At 02:56, a pair of Silver B paratroopers, Captain Jan Zemek and Sergeant Vladimír Škácha, jumped from the plane near the village of Kasaličky near Přelouč (they were meant to have jumped at Ždírec nad Doubravou, 50 km away). The Hercules then returned to Tangmere Airport at 08:19, after 10 hours and 19 minutes of flight.
Operation Silver A was tasked with providing a radio link to London using a transmitter with the code name “Libuše”, as well as with setting up a coordination center for the deployed paratroopers. In addition, Valčík helped prepare the assassination of Heydrich.
That operation is rated as one of the most successful sent from London. The group completed all of its assigned tasks.
Its members (none of whom survived) showed great bravery and moral qualities. As for Operation Silver B, they were supposed to hand over their radio transmitter and the code name “Božena” to the local resistance, but the equipment was damaged during the jump; both of its paratroopers hid out for practically the whole war, but both survived.

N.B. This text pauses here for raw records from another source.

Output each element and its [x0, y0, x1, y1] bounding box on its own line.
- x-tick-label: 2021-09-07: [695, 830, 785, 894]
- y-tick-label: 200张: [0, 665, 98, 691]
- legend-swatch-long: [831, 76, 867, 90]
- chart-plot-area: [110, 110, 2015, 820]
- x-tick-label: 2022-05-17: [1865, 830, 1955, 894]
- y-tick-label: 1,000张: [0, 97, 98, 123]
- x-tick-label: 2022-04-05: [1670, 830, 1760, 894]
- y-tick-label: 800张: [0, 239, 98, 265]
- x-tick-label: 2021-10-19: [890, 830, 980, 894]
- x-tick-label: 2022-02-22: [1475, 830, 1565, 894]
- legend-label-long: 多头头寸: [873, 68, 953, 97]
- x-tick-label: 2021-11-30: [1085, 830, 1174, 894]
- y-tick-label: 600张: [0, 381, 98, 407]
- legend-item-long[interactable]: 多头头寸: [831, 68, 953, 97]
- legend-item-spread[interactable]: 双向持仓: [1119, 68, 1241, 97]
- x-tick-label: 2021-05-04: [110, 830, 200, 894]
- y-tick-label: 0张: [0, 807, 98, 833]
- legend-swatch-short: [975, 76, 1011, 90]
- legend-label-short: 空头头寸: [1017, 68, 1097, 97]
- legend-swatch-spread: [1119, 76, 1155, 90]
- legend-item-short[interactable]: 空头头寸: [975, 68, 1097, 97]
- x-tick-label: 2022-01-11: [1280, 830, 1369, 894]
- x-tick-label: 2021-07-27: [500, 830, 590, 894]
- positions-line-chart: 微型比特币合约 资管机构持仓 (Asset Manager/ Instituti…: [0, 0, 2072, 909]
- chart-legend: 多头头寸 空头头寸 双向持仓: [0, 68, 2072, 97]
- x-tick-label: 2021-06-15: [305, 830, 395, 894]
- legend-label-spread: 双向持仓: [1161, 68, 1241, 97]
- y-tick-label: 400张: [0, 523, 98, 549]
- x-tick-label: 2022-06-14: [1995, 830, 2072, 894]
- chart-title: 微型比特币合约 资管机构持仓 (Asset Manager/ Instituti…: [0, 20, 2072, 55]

Operation Anthropoid eliminated Heydrich
The aim of Operation Anthropoid was to do away with Heydrich. The group established contacts with the local resistance and the government-in-exile helped them in March and April 1942 by sending another seven paragroups of 18 soldiers.
Gabčík and Kubiš then started planning the attack, which was helped by the fact that Heydrich moved into the castle in Panenské Břežany, about 15 km north of Prague, at the beginning of April. However, the domestic resistance were afraid of the action, and in a dispatch to London on 12 May wrote that “the assassination would probably not benefit the Allies in any way and would have far-reaching consequences for our nation”.
Be that as it may, Gabčík and Kubiš continued their observations and then set out a plan for a military action to be executed at a sharp bend in the road below Vychovatelná Street in the Kobylisy neighborhood. Heydrich’s car was attacked on 27 May by First Lietuenant Adolf Opálka of the Out Distance resistance group and by Valčík.
Heydrich was wounded in the explosion and died on 4 June. Immediately after the attack, martial law was declared and mass executions began – by 3 June alone more than 13 000 people had been arrested and 700 executed.
The retaliation was led by the head of the Nazi riot police, General Kurt Daluege, who was appointed the new Acting Reich Protector. Seven of the paratroopers involved with the assassination died on 18 June in the Orthodox Church of Cyril and Methodius in Prague’s Resslova Street.
The Nazi terror in the Protectorate culminated in June 1942 with the extermination of the inhabitants of the villages of Ležáky and Lidice; more than 3 000 people total died under this second phase of martial law, which ended on 3 July 1942. France and Great Britain subsequently withdrew their signatures from the Munich Agreement, which later contributed to the re-establishment of post-war Czechoslovakia within its pre-Munich borders.